A PF sustenta que Vorcaro teria obtido detalhes da investigação por meio de acesso ilegal a sistemas da própria corporação e, posteriormente, usado o site para divulgar o material.
Depois da publicação, a defesa do banqueiro apresentou uma petição ao juiz Ricardo Leite, responsável pelo processo, pedindo que eventuais medidas cautelares fossem evitadas. Entretanto, a ordem de prisão já havia sido assinada às 15h29. A solicitação da defesa chegou ao tribunal às 15h47.
Mais tarde, no período da tarde, Vorcaro voltou a registrar novas mensagens relatando esforços para preservar parte da negociação de venda do banco. Em um dos textos, afirmou que estava tentando “salvar” parte da operação e informou que pretendia anunciar uma parcela da transação.
Em outra mensagem, questionou se havia alguma novidade ou possibilidade de bloqueio de medidas relacionadas ao caso.
Já à noite, o banqueiro voltou a mencionar o anúncio da negociação com o grupo Fictor e explicou que a divulgação ocorreu antes do planejado. Também relatou que no dia seguinte haveria movimentações envolvendo o empresário André Esteves, controlador do BTG Pactual, além de mencionar viagem para firmar acordos com investidores estrangeiros.
Segundo a perícia da Polícia Federal, uma das respostas atribuídas ao ministro foi registrada apenas como um emoji de polegar para cima.
Contrato com advogada e suspeitas investigadas
Até o momento, não vieram a público mensagens entre Vorcaro e a advogada Viviane Barci, contratada pelo Banco Master por R$ 129 milhões. Ela é esposa do ministro Alexandre de Moraes.
O valor do contrato chamou atenção por ser considerado incomum no meio jurídico brasileiro, principalmente porque até agora foram identificados apenas dois casos de atuação profissional de Viviane representando Vorcaro ou o Banco Master.
Há suspeitas de que os pagamentos poderiam estar ligados a atividades de lobby envolvendo o banco e o ministro. Reportagens da imprensa também mencionaram encontros entre os envolvidos e contatos de Moraes com Gabriel Galípolo, presidente do Banco Central, em favor da instituição financeira.
Procurado pela coluna de Malu Gaspar, Alexandre de Moraes afirmou que não recebeu as mensagens mencionadas e classificou a informação como uma “ilação mentirosa” destinada a atacar o Supremo Tribunal Federal. Já a defesa de Vorcaro informou que não comentaria o assunto.
Prisão e decisões judiciais
Daniel Vorcaro foi abordado pela Polícia Federal no Aeroporto Internacional de Guarulhos por volta das 22h daquele mesmo dia.

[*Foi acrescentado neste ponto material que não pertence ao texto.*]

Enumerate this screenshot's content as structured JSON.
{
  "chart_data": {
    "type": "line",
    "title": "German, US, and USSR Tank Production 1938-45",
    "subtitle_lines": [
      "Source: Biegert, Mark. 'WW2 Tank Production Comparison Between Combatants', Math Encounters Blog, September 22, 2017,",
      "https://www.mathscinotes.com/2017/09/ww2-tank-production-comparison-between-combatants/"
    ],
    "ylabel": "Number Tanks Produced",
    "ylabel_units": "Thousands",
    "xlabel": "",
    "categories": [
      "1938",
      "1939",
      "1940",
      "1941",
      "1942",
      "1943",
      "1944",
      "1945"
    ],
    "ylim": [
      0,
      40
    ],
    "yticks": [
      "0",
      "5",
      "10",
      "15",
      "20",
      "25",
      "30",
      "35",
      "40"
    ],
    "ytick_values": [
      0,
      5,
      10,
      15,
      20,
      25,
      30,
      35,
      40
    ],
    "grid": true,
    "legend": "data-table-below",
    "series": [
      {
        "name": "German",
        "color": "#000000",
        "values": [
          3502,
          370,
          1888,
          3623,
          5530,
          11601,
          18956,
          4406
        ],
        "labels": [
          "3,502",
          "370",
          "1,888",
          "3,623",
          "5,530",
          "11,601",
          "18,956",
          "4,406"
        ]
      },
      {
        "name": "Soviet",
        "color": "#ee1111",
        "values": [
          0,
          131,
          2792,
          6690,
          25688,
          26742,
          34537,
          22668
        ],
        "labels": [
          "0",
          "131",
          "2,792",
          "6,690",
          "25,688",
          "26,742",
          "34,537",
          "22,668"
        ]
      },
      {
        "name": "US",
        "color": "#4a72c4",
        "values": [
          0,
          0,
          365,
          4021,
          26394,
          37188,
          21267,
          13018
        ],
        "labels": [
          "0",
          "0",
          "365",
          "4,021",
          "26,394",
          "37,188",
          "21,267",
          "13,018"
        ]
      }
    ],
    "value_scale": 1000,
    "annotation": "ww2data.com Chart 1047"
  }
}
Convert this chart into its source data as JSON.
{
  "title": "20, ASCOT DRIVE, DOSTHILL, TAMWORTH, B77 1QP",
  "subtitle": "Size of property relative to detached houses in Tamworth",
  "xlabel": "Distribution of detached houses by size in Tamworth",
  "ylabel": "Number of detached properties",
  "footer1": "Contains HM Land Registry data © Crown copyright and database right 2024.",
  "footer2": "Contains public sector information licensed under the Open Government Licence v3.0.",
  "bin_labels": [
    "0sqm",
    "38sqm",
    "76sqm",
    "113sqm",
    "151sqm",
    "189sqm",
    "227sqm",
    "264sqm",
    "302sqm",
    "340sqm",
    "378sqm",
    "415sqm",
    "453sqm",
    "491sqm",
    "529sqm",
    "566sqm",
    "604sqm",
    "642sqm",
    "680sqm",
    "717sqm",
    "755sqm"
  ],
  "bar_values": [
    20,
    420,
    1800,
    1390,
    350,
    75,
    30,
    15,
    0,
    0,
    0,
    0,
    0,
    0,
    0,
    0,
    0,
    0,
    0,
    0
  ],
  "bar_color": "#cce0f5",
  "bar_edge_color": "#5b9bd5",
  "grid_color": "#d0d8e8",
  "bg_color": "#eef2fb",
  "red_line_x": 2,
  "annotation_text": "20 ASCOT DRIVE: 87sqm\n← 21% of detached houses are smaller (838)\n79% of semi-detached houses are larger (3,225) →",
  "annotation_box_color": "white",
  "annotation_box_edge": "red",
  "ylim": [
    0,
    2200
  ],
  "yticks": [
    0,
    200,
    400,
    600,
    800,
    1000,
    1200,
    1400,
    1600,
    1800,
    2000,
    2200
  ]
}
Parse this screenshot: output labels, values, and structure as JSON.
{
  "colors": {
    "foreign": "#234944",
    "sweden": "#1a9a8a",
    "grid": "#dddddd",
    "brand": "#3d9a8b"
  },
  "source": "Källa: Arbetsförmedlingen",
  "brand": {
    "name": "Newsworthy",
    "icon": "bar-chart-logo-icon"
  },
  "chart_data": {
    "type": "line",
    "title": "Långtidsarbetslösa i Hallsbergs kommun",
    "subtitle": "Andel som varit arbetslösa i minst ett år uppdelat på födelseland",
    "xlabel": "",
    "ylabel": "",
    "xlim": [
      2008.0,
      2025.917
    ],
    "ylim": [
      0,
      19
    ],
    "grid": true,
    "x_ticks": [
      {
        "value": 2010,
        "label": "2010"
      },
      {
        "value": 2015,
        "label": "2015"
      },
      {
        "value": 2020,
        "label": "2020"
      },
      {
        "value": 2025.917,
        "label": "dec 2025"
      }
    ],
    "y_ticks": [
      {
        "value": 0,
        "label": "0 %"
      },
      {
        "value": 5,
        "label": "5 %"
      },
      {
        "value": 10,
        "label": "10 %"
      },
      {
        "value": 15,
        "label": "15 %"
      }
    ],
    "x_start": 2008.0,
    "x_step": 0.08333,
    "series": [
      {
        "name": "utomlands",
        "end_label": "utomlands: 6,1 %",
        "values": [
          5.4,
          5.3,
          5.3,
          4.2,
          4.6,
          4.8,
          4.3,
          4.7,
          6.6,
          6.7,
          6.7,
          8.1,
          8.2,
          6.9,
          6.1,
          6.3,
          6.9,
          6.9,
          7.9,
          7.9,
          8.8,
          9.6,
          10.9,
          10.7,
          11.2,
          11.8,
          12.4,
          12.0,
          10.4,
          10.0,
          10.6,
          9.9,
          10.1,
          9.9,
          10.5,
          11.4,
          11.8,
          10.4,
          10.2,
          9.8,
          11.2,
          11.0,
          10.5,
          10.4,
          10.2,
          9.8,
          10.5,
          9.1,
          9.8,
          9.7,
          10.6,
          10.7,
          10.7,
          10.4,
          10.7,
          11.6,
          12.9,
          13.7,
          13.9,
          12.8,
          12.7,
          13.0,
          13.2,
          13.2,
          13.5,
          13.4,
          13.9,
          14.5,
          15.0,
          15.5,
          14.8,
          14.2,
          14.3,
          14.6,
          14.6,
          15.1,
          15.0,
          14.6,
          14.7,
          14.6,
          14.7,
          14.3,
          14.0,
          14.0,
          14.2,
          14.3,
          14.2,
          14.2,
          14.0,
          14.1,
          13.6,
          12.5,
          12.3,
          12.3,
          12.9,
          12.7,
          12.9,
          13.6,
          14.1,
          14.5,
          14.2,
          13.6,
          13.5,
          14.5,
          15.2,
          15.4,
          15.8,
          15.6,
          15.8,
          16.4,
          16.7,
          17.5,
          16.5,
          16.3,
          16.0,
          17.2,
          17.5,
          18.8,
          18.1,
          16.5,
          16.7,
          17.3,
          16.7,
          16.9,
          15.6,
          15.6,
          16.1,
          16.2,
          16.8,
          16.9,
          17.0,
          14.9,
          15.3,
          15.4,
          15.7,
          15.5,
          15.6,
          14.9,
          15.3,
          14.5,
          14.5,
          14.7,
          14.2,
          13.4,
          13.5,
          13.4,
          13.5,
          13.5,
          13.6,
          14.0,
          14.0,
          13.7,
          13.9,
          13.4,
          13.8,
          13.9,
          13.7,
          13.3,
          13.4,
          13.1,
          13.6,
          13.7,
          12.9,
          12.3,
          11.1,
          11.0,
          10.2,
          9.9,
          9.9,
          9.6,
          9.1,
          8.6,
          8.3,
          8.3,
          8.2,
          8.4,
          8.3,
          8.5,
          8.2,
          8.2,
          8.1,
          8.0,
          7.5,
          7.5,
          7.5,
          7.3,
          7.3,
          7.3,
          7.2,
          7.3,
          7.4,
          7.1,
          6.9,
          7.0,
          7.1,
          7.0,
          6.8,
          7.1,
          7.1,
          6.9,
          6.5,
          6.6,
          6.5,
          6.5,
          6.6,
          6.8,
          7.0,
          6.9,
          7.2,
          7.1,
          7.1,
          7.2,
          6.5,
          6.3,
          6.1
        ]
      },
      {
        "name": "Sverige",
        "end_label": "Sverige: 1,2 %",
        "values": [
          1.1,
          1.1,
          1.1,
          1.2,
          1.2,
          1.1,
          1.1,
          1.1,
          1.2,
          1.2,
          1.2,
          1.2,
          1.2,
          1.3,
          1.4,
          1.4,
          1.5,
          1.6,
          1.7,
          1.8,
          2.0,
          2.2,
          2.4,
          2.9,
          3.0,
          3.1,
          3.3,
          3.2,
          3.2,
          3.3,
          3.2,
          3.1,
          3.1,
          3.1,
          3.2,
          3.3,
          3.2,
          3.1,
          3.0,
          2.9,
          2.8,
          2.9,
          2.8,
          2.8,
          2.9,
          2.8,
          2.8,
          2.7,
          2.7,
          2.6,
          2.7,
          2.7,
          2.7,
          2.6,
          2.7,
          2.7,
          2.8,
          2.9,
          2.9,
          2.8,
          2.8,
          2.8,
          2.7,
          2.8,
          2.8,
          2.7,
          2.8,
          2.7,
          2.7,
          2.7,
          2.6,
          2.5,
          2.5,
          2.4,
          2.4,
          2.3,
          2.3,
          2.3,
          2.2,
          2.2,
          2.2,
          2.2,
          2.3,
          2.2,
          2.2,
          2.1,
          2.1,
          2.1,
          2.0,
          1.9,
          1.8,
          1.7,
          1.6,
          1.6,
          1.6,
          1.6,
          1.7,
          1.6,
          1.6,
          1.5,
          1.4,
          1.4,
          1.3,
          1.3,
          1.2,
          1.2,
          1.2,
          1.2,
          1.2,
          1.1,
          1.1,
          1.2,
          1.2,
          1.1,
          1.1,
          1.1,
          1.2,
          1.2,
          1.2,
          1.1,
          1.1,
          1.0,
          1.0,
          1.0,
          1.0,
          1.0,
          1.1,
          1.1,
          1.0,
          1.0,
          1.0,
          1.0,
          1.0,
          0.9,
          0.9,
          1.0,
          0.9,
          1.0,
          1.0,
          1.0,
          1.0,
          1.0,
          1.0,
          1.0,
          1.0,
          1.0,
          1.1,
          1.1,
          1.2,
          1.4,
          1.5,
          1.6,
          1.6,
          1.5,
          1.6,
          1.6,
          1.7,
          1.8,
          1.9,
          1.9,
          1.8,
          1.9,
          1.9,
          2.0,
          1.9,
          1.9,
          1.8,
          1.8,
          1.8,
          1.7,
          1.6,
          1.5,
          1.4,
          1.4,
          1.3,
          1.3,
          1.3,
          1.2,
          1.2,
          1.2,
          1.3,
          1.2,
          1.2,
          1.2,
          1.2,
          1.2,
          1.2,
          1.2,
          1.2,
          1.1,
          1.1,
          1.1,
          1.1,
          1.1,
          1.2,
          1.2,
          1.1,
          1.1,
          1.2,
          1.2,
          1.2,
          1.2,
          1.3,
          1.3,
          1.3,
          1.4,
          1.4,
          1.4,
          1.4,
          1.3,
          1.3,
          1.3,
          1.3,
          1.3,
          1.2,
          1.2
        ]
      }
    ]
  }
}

O banqueiro permaneceu preso por 11 dias, até que a desembargadora Solange Salgado, do Tribunal Regional Federal da 1ª Região, determinou sua libertação com medidas cautelares. Entre elas estavam o uso de tornozeleira eletrônica e a retenção do passaporte.
Posteriormente, na quarta-feira (4), o ministro André Mendonça, relator do caso no Supremo Tribunal Federal, decidiu pela nova prisão do empresário.
As mensagens encontradas no celular de Daniel Vorcaro passaram a integrar o conjunto de provas analisadas na investigação conduzida pela Polícia Federal. O conteúdo levanta questionamentos sobre tentativas de comunicação com autoridades e sobre a condução das negociações envolvendo o Banco Master no mesmo dia em que o banqueiro acabou sendo preso.
O caso segue em apuração e permanece sob análise do Judiciário.